(WTNH) – Looking at Connecticut’s COVID hospitalizations and wastewater testing results, Yale Medicine physician F. Perry Wilson believes the state is past its peak of cases.

“In the omicron wave, we’re learning that tests sort of work differently,” Wilson said.

He said in particular, at-home antigen tests after someone becomes infectious. He said rapid at-home tests are not great at detecting COVID early. Instead, nasal PCR tests are best for that.

What are the at-home tests good for?

“Once they’ve turned positive, to follow overtime to see when you’re safe to reenter society, to end isolation,” Wilson said.

The CDC recently looked at data from 40 health centers across the U.S. and discovered some consistent findings.

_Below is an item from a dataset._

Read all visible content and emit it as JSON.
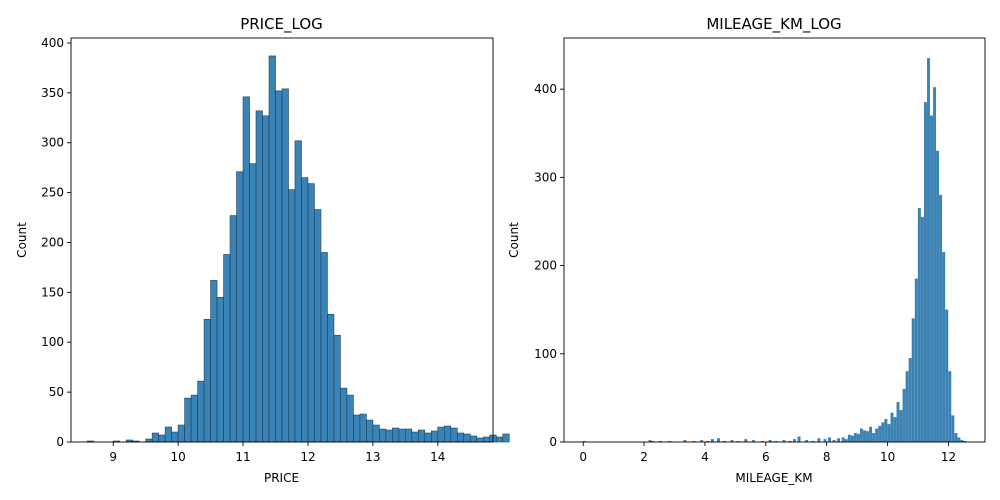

“Minorities and by that, anyone who is not a non-Hispanic white person, was about half as likely to get these monoclonal antibodies when they had COVID-19,” Wilson said.

Wilson said it does not necessarily mean they were denied treatment, saying issues like access to healthcare can play into the situation.

“It reminds us that there really are health disparities in this country and when the system is stressed, those disparities can sometimes widen,” Wilson said.

WEB EXTRA: Dr. F. Perry Wilson, Yale Medicine physician and associate professor of Medicine at Yale School of Medicine, discusses these topics

Wilson said a compelling new Scottish study of pregnant women reveals the safety of COVID vaccinations for both mother and baby.

“They found that there were 450 newborn and fetal deaths to mothers who had COVID-19 and every single one was an unvaccinated mother,” Wilson said.

He said there was no sign of increased risk to the mother or baby among vaccinated women and having COVID increases a woman’s risk of miscarriage. Hospitals here in Connecticut are seeing this happen.